Tofu and Vegetable Bibimbap
Prep Time: 15 min · Cook Time: 20 min
Tofu and Marinade
- 1 block (14 oz) firm tofu, drained and pressed
- 2 tbsp soy sauce
- 1 tbsp sesame oil
- 1 tbsp rice vinegar
- 1 clove garlic, minced
Vegetables
- 1 cup carrots, julienned
- 1 cup zucchini, julienned
- 2 cup spinach
- 1 cup bean sprouts
Sauce
- 2 tbsp gochujang (Korean red pepper paste)
- 1 tbsp low-sodium soy sauce
- 1 tbsp sesame oil
- 1 tsp honey
To Serve
- 4 cup cooked brown rice
- 2 tbsp sesame seeds
- 4 green onions, chopped
- 1 tbsp vegetable oil for cooking
Instructions
Prepare the Tofu
- Cut the pressed tofu into cubes and place in a bowl.
- In a small bowl, mix soy sauce, sesame oil, rice vinegar, and minced garlic to make the marinade.

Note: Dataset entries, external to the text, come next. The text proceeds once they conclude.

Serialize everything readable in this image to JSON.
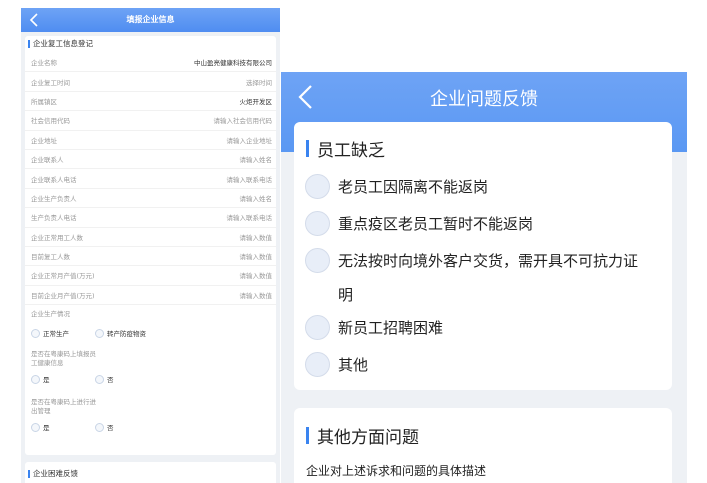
{
  "left": {
    "header_title": "填报企业信息",
    "section1_title": "企业复工信息登记",
    "rows": [
      {
        "label": "企业名称",
        "value": "中山盈亮健康科技有限公司",
        "filled": true
      },
      {
        "label": "企业复工时间",
        "value": "选择时间",
        "filled": false
      },
      {
        "label": "所属镇区",
        "value": "火炬开发区",
        "filled": true
      },
      {
        "label": "社会信用代码",
        "value": "请输入社会信用代码",
        "filled": false
      },
      {
        "label": "企业地址",
        "value": "请输入企业地址",
        "filled": false
      },
      {
        "label": "企业联系人",
        "value": "请输入姓名",
        "filled": false
      },
      {
        "label": "企业联系人电话",
        "value": "请输入联系电话",
        "filled": false
      },
      {
        "label": "企业生产负责人",
        "value": "请输入姓名",
        "filled": false
      },
      {
        "label": "生产负责人电话",
        "value": "请输入联系电话",
        "filled": false
      },
      {
        "label": "企业正常用工人数",
        "value": "请输入数值",
        "filled": false
      },
      {
        "label": "目前复工人数",
        "value": "请输入数值",
        "filled": false
      },
      {
        "label": "企业正常月产值(万元)",
        "value": "请输入数值",
        "filled": false
      },
      {
        "label": "目前企业月产值(万元)",
        "value": "请输入数值",
        "filled": false
      }
    ],
    "production_status": {
      "label": "企业生产情况",
      "options": [
        "正常生产",
        "转产防疫物资"
      ]
    },
    "health_info_q": {
      "label_lines": [
        "是否在粤康码上填报员",
        "工健康信息"
      ],
      "options": [
        "是",
        "否"
      ]
    },
    "entry_q": {
      "label_lines": [
        "是否在粤康码上进行进",
        "出管理"
      ],
      "options": [
        "是",
        "否"
      ]
    },
    "section2_title": "企业困难反馈"
  },
  "right": {
    "header_title": "企业问题反馈",
    "section1_title": "员工缺乏",
    "options": [
      {
        "lines": [
          "老员工因隔离不能返岗"
        ]
      },
      {
        "lines": [
          "重点疫区老员工暂时不能返岗"
        ]
      },
      {
        "lines": [
          "无法按时向境外客户交货，需开具不可抗力证",
          "明"
        ]
      },
      {
        "lines": [
          "新员工招聘困难"
        ]
      },
      {
        "lines": [
          "其他"
        ]
      }
    ],
    "section2_title": "其他方面问题",
    "desc_label": "企业对上述诉求和问题的具体描述"
  },
  "colors": {
    "accent": "#3a84f0",
    "header": "#5a98f3"
  }
}
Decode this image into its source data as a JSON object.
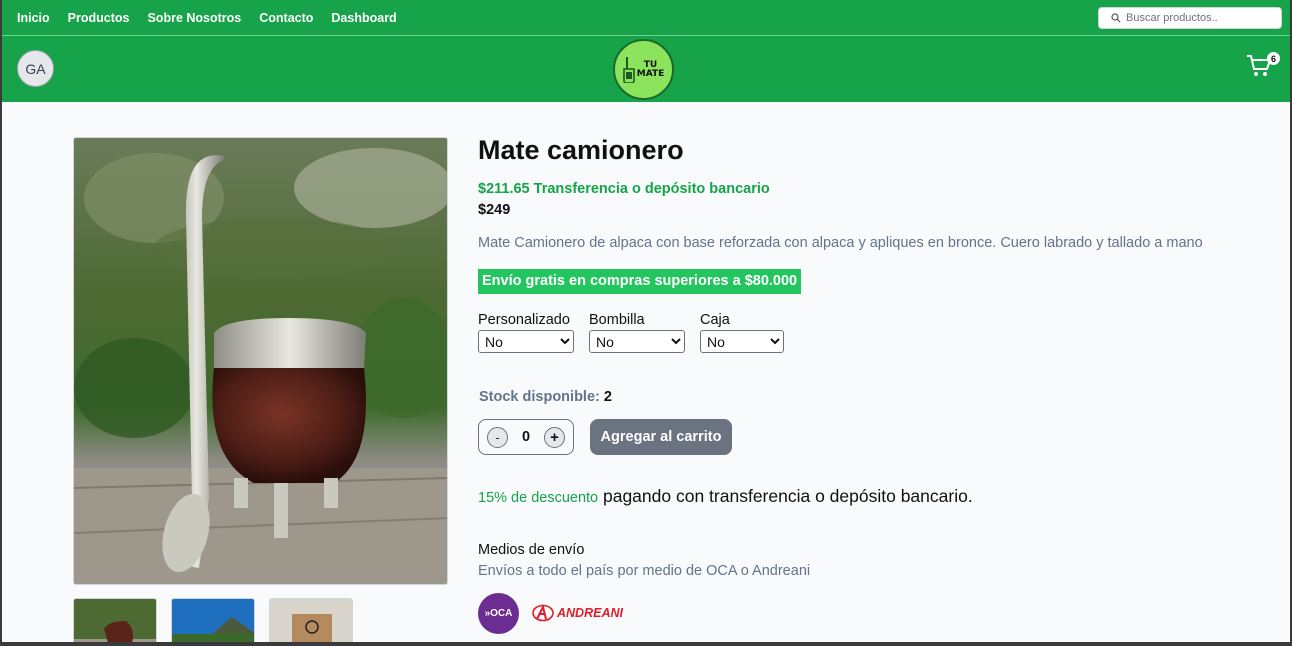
{
  "nav": {
    "links": [
      "Inicio",
      "Productos",
      "Sobre Nosotros",
      "Contacto",
      "Dashboard"
    ],
    "search_placeholder": "Buscar productos.."
  },
  "header": {
    "avatar_initials": "GA",
    "logo_line1": "TU",
    "logo_line2": "MATE",
    "cart_count": "6",
    "brand_color": "#16a34a"
  },
  "product": {
    "title": "Mate camionero",
    "price_transfer": "$211.65 Transferencia o depósito bancario",
    "price": "$249",
    "description": "Mate Camionero de alpaca con base reforzada con alpaca y apliques en bronce. Cuero labrado y tallado a mano",
    "shipping_banner": "Envío gratis en compras superiores a $80.000",
    "options": [
      {
        "label": "Personalizado",
        "value": "No"
      },
      {
        "label": "Bombilla",
        "value": "No"
      },
      {
        "label": "Caja",
        "value": "No"
      }
    ],
    "stock_label": "Stock disponible:",
    "stock_value": "2",
    "quantity": "0",
    "minus": "-",
    "plus": "+",
    "add_to_cart": "Agregar al carrito",
    "discount_pct": "15% de descuento",
    "discount_rest": " pagando con transferencia o depósito bancario.",
    "shipping_title": "Medios de envío",
    "shipping_subtitle": "Envíos a todo el país por medio de OCA o Andreani",
    "carrier_oca": "»OCA",
    "carrier_andreani": "ANDREANI"
  }
}
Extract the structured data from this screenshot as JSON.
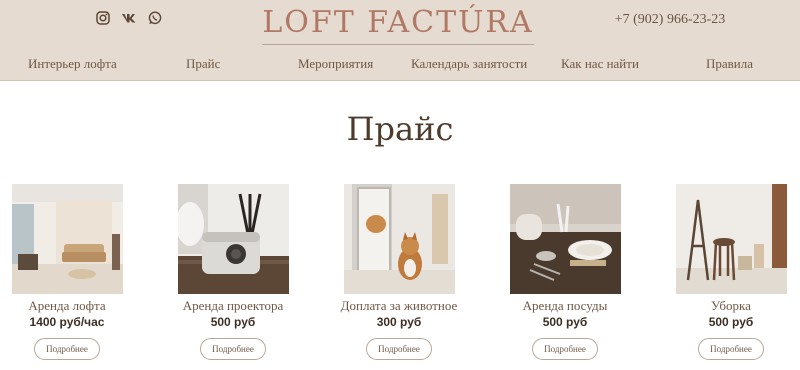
{
  "header": {
    "logo": "LOFT FACTÚRA",
    "phone": "+7 (902) 966-23-23",
    "social_icons": [
      "instagram-icon",
      "vk-icon",
      "whatsapp-icon"
    ]
  },
  "nav": {
    "items": [
      {
        "label": "Интерьер лофта"
      },
      {
        "label": "Прайс"
      },
      {
        "label": "Мероприятия"
      },
      {
        "label": "Календарь занятости"
      },
      {
        "label": "Как нас найти"
      },
      {
        "label": "Правила"
      }
    ]
  },
  "page": {
    "title": "Прайс"
  },
  "cards": [
    {
      "name": "Аренда лофта",
      "price": "1400 руб/час",
      "button": "Подробнее"
    },
    {
      "name": "Аренда проектора",
      "price": "500 руб",
      "button": "Подробнее"
    },
    {
      "name": "Доплата за животное",
      "price": "300 руб",
      "button": "Подробнее"
    },
    {
      "name": "Аренда посуды",
      "price": "500 руб",
      "button": "Подробнее"
    },
    {
      "name": "Уборка",
      "price": "500 руб",
      "button": "Подробнее"
    }
  ],
  "colors": {
    "header_bg": "#e6dbd0",
    "logo": "#b07965",
    "text": "#6f5846"
  }
}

- Pour the marinade over the tofu and gently toss to coat. Let it marinate while you prepare the vegetables.
Cook the Vegetables and Tofu
- Heat 1 tbsp of vegetable oil in a large non-stick pan over medium heat.
- Add the marinated tofu cubes and cook until golden brown on all sides, about 5-7 minutes. Remove from the pan and set aside.
- In the same pan, lightly sauté carrots and zucchini until just tender, about 3-4 minutes.
- Add spinach and bean sprouts to the pan, stir-frying for another 2 minutes until the spinach is wilted.
Assemble and Serve
- In a small bowl, mix gochujang, soy sauce, sesame oil, and honey to make the sauce.
- Divide the cooked brown rice among four bowls.
- Arrange the tofu and sautéed vegetables on top of the rice.
- Drizzle each bowl with the prepared sauce and sprinkle with sesame seeds and chopped green onions.
- Serve immediately and enjoy your healthy Korean-style bibimbap!